Suffice to say, after the negative experience, Crawford was not eager to jump back into another production with a female writer/director—let alone a first-timer like Pauline.

Minear said that Pauline, who proves herself a breakout in Sunday’s episode, was initially meant to serve a very specific purpose in Feud: “The character of Robert Aldrich needed somebody to talk to, to get information out . . . she was kind of written in a period, Eve Arden-ish style,” he said. “When we cast Alison, though, there was no question in Ryan’s mind that Pauline become a person. She would be a character and represent something. You don’t have an actress like that and just have her walk into an office with a file.”

“We really felt like we needed a realistic portrayal of a certain kind of woman in a certain time,” continued Minear. “So she is an amalgamation of a type and our invention.
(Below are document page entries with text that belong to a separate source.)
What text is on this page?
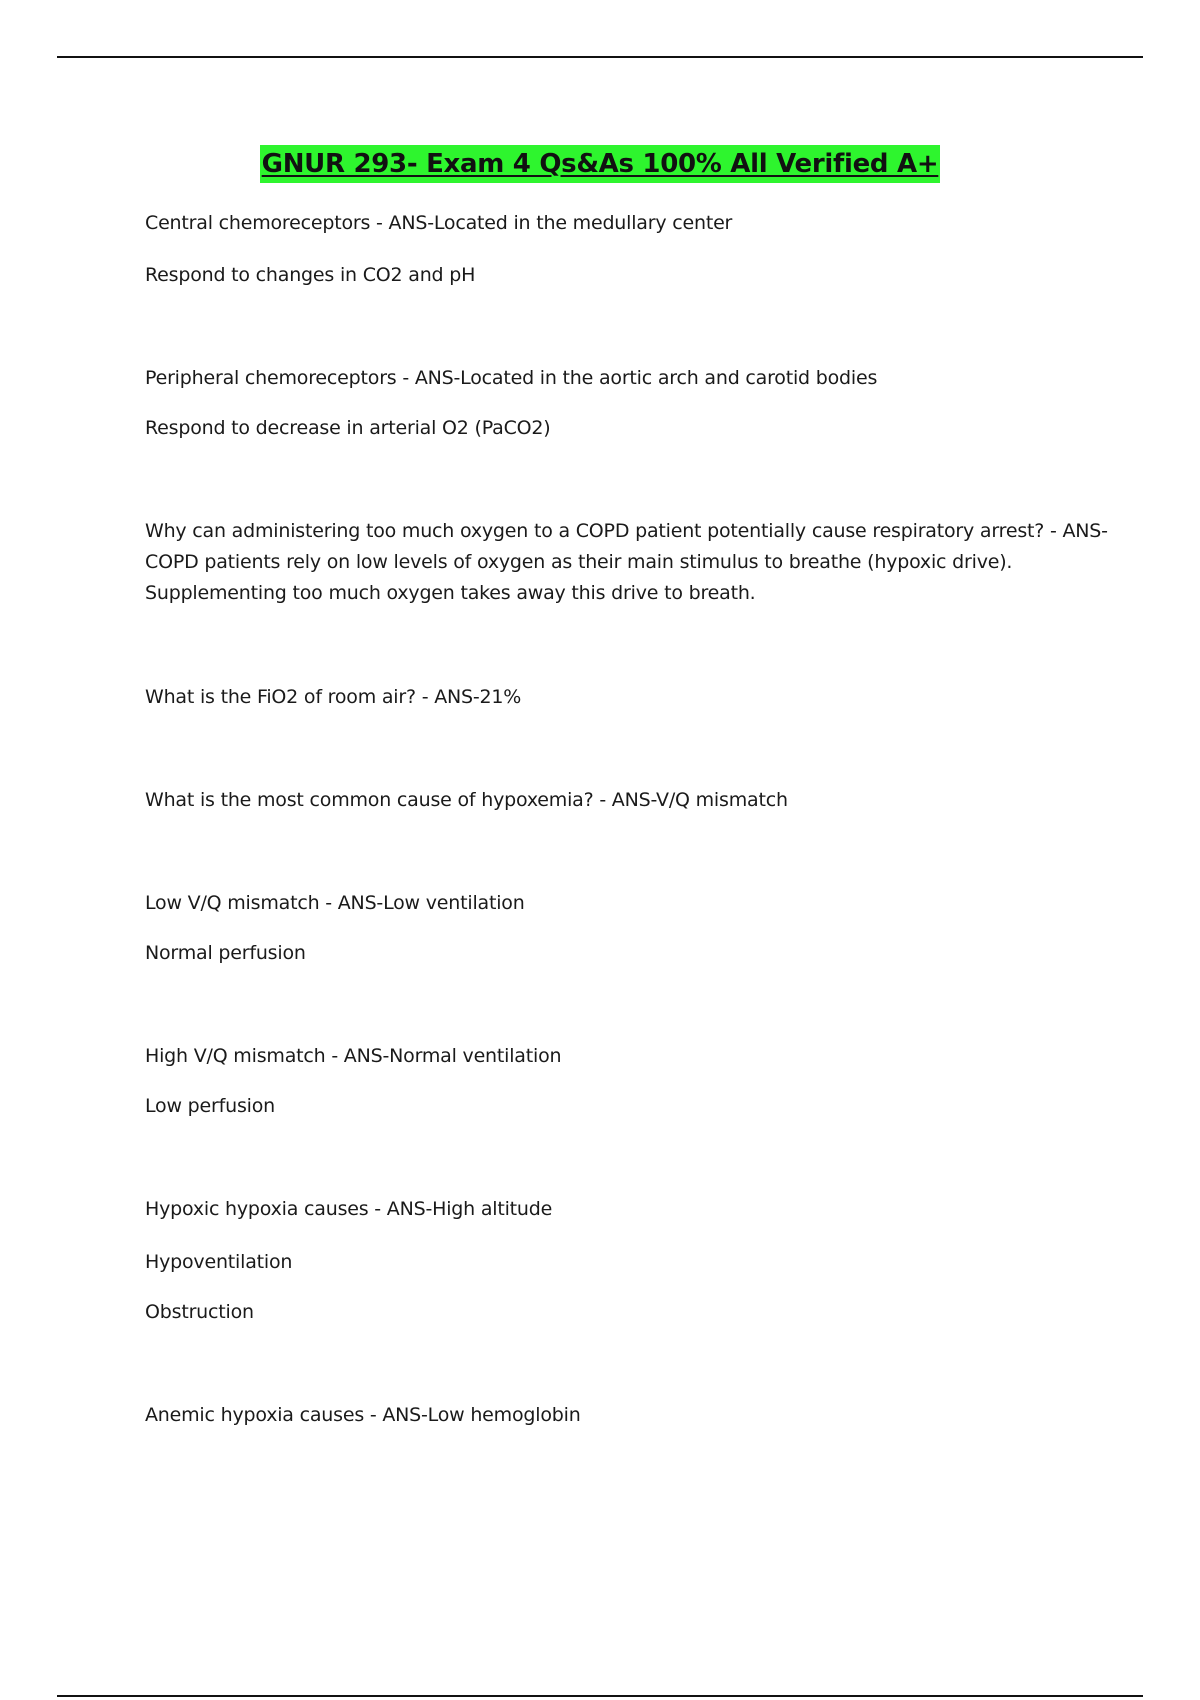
GNUR 293- Exam 4 Qs&As 100% All Verified A+
Central chemoreceptors - ANS-Located in the medullary center
Respond to changes in CO2 and pH
Peripheral chemoreceptors - ANS-Located in the aortic arch and carotid bodies
Respond to decrease in arterial O2 (PaCO2)
Why can administering too much oxygen to a COPD patient potentially cause respiratory arrest? - ANS-
COPD patients rely on low levels of oxygen as their main stimulus to breathe (hypoxic drive).
Supplementing too much oxygen takes away this drive to breath.
What is the FiO2 of room air? - ANS-21%
What is the most common cause of hypoxemia? - ANS-V/Q mismatch
Low V/Q mismatch - ANS-Low ventilation
Normal perfusion
High V/Q mismatch - ANS-Normal ventilation
Low perfusion
Hypoxic hypoxia causes - ANS-High altitude
Hypoventilation
Obstruction
Anemic hypoxia causes - ANS-Low hemoglobin
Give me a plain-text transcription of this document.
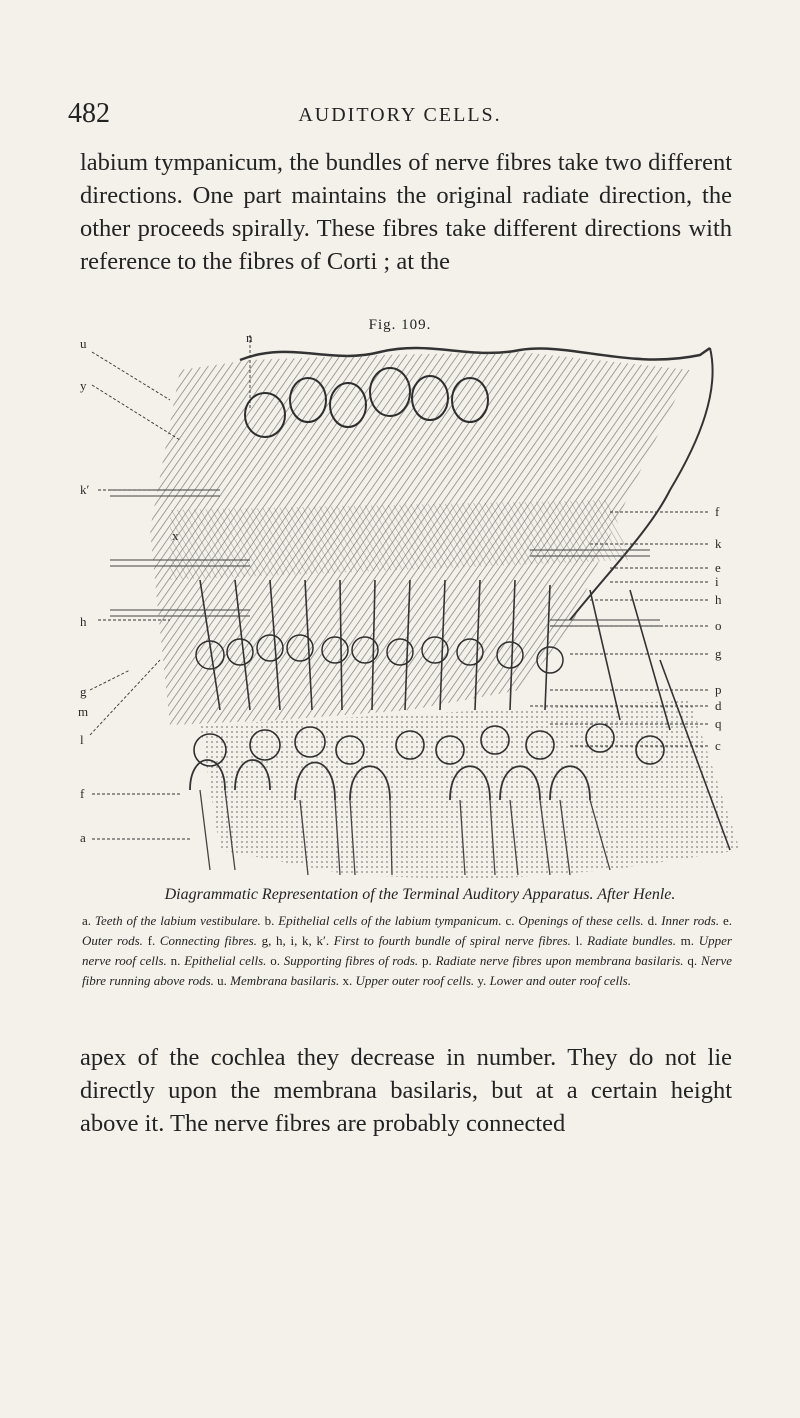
482	AUDITORY CELLS.
labium tympanicum, the bundles of nerve fibres take two different directions. One part maintains the original radiate direction, the other proceeds spirally. These fibres take different directions with reference to the fibres of Corti ; at the
Fig. 109.
u
y
k′
x
h
g
m
l
f
a
n
f
k
e
i
h
o
g
p
d
q
c
Diagrammatic Representation of the Terminal Auditory Apparatus. After Henle.
a. Teeth of the labium vestibulare. b. Epithelial cells of the labium tympanicum. c. Openings of these cells. d. Inner rods. e. Outer rods. f. Connecting fibres. g, h, i, k, k′. First to fourth bundle of spiral nerve fibres. l. Radiate bundles. m. Upper nerve roof cells. n. Epithelial cells. o. Supporting fibres of rods. p. Radiate nerve fibres upon membrana basilaris. q. Nerve fibre running above rods. u. Membrana basilaris. x. Upper outer roof cells. y. Lower and outer roof cells.
apex of the cochlea they decrease in number. They do not lie directly upon the membrana basilaris, but at a certain height above it. The nerve fibres are probably connected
She is there to serve as a voice for all of the women who aren’t giant movie stars.”

As for Pauline’s story line—in which she aims to direct her own first feature—Minear gave full credit to Murphy.

“It is something that sprung full-grown from the mind of Ryan Murphy in the moment,” said Minear. “He had this idea that Pauline should have some ambitions and she should want to direct. Even Joan’s rejection of her and where we ended up going all came out of Ryan’s mouth.”

The tragedy of that era of Hollywood, Minear said, was that even though women were crucial to moviemaking, they did not get credit for their contributions because they worked behind the scenes.

“There was a whole tradition in the silent era that did evaporate once sound came into being, of women directing films,” explained Minear—a point Crawford raises in her scathing Feud monologue. “One of the most important aspects of filmmaking is editing. They say you make three different scripts—the one you write, the one you shoot, and the one you cut. In the beginning of the industry, editors were women, because cutting film was seen as almost being a seamstress. So women were integral in the formation of the art form, but people just didn’t realize it.”